Le condamné attendait à genoux, les mains liées dans le dos. La tête basse, Kairii ne pensait plus à rien. Il ne pensait plus à Tai, ni à Kyo, ni même à survivre. Il ne pensait qu'à l'oubli salutaire qu'allait lui amener la mort.

— Le seigneur Naka-no-ma n'est pas encore là ? s'enquit-on.

— Non. Mais il ne tardera plus. Le shogun n'aime point le voir s'absenter hors du palais trop longtemps : aussi, je vous conseillerais de prendre de l'avance sur les exécutions.

On acquiesça. Sur un signe du plus haut gradé, le bourreau leva son sabre. Il allait l'abattre lorsque le préposé à la porte apparut en courant.

— Attendez ! Un ordre vient de nous parvenir ! Par décision locale, le condamné Kirii de la maison Fujiya est amnistié !
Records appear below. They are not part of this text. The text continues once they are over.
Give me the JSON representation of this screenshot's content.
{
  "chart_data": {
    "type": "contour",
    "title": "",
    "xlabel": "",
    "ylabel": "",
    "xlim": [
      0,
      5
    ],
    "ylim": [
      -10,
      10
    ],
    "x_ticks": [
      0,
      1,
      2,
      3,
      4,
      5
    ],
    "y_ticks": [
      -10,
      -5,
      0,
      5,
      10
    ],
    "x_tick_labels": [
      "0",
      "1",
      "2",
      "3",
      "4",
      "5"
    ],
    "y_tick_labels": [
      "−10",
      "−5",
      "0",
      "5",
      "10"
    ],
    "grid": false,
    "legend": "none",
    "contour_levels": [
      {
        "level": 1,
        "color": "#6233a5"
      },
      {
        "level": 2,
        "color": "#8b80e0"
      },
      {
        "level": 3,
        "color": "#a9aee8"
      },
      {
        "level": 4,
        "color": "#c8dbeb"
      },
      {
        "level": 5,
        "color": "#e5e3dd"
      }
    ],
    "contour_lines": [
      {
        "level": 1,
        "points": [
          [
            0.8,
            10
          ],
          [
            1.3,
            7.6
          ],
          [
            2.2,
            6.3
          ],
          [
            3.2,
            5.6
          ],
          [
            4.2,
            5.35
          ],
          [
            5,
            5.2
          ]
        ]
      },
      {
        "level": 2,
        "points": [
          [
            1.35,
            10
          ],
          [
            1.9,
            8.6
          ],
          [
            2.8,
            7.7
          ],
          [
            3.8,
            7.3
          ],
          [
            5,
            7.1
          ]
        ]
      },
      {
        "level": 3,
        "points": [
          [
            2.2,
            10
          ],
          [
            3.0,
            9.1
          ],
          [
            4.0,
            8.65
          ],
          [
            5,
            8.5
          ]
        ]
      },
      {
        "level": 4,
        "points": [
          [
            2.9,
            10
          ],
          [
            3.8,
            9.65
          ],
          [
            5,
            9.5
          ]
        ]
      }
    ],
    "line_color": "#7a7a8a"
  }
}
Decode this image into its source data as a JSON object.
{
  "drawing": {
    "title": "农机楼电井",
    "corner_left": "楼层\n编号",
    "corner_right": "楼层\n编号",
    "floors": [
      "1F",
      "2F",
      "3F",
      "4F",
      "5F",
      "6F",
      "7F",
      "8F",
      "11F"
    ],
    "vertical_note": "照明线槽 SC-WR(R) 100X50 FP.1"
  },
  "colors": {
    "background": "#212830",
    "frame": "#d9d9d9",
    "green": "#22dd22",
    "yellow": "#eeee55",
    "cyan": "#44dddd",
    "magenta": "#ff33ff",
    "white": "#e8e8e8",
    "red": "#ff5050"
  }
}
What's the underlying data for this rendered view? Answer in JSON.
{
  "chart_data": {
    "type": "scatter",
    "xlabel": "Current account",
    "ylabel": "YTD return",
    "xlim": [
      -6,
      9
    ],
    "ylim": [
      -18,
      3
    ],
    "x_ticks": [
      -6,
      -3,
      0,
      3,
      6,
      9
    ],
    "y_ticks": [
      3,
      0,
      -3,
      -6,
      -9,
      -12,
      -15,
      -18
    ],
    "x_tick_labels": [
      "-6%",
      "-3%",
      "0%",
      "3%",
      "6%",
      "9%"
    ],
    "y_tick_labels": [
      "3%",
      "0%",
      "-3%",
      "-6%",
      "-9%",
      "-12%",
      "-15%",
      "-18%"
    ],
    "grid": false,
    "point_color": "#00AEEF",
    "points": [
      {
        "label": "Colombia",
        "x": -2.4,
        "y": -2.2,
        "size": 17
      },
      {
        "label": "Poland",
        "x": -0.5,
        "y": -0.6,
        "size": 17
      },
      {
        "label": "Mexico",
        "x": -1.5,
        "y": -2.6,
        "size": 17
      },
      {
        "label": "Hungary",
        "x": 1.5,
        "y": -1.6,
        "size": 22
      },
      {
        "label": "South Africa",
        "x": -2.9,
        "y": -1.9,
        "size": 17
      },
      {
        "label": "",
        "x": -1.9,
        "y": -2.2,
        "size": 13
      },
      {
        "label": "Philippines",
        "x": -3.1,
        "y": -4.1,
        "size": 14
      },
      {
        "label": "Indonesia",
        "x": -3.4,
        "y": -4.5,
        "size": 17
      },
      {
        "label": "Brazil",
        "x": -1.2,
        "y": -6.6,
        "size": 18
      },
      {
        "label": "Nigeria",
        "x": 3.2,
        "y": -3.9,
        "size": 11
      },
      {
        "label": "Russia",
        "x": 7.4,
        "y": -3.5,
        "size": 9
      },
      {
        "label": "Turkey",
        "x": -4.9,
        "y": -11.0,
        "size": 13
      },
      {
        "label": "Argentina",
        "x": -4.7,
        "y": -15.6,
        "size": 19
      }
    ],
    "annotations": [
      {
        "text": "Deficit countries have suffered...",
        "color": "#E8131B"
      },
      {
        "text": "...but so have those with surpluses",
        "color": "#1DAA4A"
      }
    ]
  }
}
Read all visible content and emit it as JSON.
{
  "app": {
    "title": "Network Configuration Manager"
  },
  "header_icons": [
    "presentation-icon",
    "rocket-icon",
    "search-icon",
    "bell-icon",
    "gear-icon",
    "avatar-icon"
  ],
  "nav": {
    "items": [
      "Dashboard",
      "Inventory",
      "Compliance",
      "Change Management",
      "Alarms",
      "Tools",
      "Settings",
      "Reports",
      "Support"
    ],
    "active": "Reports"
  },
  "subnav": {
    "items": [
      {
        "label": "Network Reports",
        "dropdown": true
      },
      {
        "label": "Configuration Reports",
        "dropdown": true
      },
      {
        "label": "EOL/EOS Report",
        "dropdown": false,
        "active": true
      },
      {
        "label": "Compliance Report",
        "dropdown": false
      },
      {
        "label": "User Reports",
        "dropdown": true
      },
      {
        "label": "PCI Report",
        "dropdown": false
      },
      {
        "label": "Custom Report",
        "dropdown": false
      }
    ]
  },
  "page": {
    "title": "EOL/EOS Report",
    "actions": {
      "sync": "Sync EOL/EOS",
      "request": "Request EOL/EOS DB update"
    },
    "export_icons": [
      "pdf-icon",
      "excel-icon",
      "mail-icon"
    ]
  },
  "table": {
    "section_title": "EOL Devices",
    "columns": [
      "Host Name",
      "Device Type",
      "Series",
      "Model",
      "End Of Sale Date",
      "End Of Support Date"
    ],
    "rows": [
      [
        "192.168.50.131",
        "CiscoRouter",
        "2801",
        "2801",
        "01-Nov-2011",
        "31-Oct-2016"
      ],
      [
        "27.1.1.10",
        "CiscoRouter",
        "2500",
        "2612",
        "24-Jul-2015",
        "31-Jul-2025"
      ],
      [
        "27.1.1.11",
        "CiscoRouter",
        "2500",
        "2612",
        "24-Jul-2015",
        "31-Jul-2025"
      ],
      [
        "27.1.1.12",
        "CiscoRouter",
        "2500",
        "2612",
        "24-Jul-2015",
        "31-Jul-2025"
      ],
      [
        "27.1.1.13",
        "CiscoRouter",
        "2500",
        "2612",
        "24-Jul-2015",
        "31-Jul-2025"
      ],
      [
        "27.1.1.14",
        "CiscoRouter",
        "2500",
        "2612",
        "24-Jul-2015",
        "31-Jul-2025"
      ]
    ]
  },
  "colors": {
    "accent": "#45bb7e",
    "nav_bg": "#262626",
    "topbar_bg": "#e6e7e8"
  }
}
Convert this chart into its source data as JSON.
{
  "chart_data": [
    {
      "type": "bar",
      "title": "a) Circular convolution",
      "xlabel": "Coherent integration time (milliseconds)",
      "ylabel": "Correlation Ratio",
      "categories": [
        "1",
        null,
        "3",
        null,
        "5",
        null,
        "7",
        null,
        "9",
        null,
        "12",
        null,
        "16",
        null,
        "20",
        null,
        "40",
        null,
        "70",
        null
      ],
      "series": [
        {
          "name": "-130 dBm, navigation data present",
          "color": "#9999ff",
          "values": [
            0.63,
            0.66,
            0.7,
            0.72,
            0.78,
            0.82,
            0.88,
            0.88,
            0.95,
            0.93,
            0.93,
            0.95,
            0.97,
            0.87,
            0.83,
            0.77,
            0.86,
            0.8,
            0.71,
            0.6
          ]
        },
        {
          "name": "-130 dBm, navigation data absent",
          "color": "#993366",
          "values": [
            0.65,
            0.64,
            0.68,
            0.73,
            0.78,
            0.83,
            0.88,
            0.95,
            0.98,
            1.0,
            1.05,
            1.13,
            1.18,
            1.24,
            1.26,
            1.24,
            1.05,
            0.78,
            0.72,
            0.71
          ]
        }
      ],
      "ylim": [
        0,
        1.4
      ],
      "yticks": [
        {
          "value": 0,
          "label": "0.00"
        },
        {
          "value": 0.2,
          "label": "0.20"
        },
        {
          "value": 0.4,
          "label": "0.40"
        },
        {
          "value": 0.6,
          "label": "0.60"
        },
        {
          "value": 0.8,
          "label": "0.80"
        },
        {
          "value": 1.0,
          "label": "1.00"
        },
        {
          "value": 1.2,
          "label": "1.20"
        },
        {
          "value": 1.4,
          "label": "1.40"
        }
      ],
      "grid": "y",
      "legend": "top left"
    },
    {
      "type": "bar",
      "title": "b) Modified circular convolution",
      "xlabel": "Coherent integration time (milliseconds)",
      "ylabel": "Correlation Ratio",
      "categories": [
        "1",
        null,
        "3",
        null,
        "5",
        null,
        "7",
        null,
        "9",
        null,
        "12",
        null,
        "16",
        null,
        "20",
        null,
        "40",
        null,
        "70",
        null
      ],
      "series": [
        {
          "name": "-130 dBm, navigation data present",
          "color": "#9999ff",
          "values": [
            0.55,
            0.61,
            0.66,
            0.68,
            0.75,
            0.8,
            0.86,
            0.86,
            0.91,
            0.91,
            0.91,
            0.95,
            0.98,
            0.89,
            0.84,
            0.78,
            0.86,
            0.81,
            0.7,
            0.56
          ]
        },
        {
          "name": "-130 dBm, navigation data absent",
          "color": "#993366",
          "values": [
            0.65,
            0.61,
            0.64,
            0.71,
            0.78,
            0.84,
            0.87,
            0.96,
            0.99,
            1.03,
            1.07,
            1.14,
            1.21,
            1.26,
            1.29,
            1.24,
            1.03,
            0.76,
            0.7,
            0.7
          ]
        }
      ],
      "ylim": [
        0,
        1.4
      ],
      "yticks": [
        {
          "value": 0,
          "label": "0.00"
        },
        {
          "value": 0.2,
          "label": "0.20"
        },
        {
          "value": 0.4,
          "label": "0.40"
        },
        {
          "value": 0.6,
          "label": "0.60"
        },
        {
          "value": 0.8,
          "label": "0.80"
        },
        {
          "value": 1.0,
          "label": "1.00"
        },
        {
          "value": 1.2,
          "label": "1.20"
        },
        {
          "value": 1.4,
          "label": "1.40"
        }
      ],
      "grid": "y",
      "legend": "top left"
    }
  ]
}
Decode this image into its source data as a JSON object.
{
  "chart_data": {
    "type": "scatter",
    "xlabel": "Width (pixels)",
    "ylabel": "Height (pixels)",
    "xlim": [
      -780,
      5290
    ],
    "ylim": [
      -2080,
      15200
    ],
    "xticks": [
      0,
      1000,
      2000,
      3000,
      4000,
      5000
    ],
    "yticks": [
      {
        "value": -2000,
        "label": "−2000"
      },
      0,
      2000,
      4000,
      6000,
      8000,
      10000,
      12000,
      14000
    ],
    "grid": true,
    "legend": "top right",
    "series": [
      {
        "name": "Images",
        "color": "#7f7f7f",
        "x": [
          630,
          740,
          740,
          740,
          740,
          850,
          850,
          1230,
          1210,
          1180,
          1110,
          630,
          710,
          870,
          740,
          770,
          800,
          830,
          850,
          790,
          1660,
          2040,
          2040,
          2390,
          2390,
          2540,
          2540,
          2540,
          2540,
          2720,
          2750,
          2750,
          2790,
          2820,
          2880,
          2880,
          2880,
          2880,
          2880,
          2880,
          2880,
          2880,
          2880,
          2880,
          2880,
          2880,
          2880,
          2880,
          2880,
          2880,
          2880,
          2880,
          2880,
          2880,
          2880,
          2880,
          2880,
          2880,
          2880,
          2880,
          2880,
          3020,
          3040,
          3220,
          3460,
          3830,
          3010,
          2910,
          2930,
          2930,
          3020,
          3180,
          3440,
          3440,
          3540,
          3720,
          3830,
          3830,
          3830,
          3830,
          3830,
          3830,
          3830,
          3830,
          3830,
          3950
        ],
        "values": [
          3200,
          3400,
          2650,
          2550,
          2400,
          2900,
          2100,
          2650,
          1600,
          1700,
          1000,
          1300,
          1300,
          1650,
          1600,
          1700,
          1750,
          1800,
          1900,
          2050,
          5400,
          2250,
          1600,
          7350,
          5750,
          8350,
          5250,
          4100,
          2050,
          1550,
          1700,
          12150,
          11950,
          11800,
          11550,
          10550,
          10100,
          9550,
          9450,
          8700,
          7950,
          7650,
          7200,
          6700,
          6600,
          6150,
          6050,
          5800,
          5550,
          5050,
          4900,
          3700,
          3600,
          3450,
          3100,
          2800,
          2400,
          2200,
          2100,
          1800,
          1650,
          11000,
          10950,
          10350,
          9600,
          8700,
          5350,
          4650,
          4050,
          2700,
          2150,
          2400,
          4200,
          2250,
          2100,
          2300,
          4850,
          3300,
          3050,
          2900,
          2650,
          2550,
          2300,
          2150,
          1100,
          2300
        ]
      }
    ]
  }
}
Les samurai baissèrent les yeux sur Kairii.

— C'est toi, Kirii ?

Kairii garda le silence. A l'autre bout du terrain, de l'autre porte, le cortège de Naka-no-ma Genmaru se faisait voir.

— Le seigneur Naka-no-ma vient d'arriver, chuchota un autre samurai à l'oreille du haut fonctionnaire.

Ce dernier regarda par dessus son épaule. Puis il se tourna vers Kairii qui attendait toujours, assis par terre.

— Bon. Détachez celui-là, et rendez-le à la maison Fujiya, fit-il en se levant pour accueillir l'émissaire du shogun.

Kairii fut soulevé sous les bras et éloigné du lieu d'exécution, alors que Naka-no-ma Genmaru, qui l'avait connu autrefois, se dirigeait d'un pas martial vers l'échafaud, ses longs cheveux flottant dans le vent, la main fièrement sur le sabre. Il ne jeta pas un regard à la misérable silhouette de son ancien condisciple, qu'on ramenait vers les prisons où l'attendaient, anxieux, les gens du Fujiya.